Porto Alegre, 21 de Julho de 2019

Caminho da Vocação

No ano de 1567 ele cursava o terceiro ano na Universidade, quando o desacerto vocacional alcançou um grau mais elevado em seu espírito. Nesta época ele vivia no Convento de Salamanca e duas grandes personalidades cruzaram a sua vida: Padre João Batista Rubeo, que era o Geral da Ordem Carmelita e a Madre Teresa de Jesus (Santa Teresa D’Ávila). No mês de Fevereiro Padre Rubeo foi visitá-lo. O Geral era um homem de grande espírito, que realizava reformas e corrigia abusos com decisão e suavidade. Frei João observou suas palavras, escutou os seus argumentos, confrontou mentalmente os fatos e as promessas. Ao terminar a visita, fez um consciente balanço interior, e sentiu que o programa não lhe parecia atraente, nem lhe oferecia garantias de revigoramento contemplativo. E por isso, continuou com o mesmo descontentamento e com o mesmo desejo de ir para a Cartuxa.

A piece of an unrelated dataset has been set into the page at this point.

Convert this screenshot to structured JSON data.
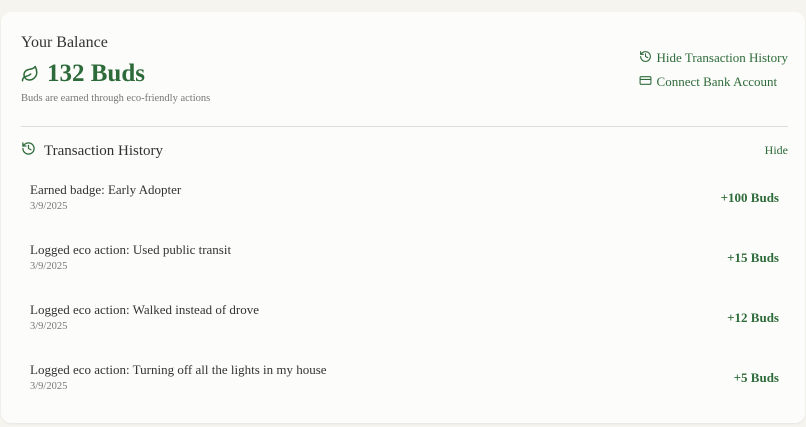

Em Setembro ou Outubro do mesmo ano, encontrou-se casualmente com Santa Teresa D’Ávila (Madre Teresa de Jesus), em Medina. Frei João ficou muito impressionado com o entusiasmo e o notável projeto de vida apresentado por ela. Teresa tinha 52 anos de idade e bastante experiência no ambiente cristão, que a transformou numa pessoa aberta e decidida, nas realizações e iniciativas. Frei João tinha apenas 25 anos de idade, estava recém ordenado sacerdote, era tímido e inexperiente. Por seu lado, Madre Teresa lhe ofereceu um novo caminho, um projeto de vida comprovado e sugestivo, e comprometeu-se a lhe proporcionar todos os meios para ele alcançar os seus objetivos. Mas exigiu em troca, muita espiritualidade, compromisso firme e uma ampla capacidade de sacrifício. Frei João vibrou com uma imensa alegria interior, pois estava disposto a tudo, já era experimentado na oração e na penitência, na ciência e na bondade. Por isso, assumiu todas as implicações e incômodos de um começo, e fraternalmente impôs a Madre apenas uma condição: “a de que este projeto não demorasse muito”.

Na verdade, o projeto de Madre Teresa era fazer a Reforma do Carmelo, e com este objetivo, convidou Frei João com suas reconhecidas qualidades espirituais a participar. Ela queria a Ordem mais contemplativa, mais dedicada às orações e ao estudo bíblico, ao exercício das penitências mais severas, dilatando as possibilidades, para que o espírito fosse mais cultivado e acionado numa intensa e fervorosa busca de DEUS. Assim, com o pacto estabelecido, os dois começaram a Reforma do Carmelo entre os religiosos.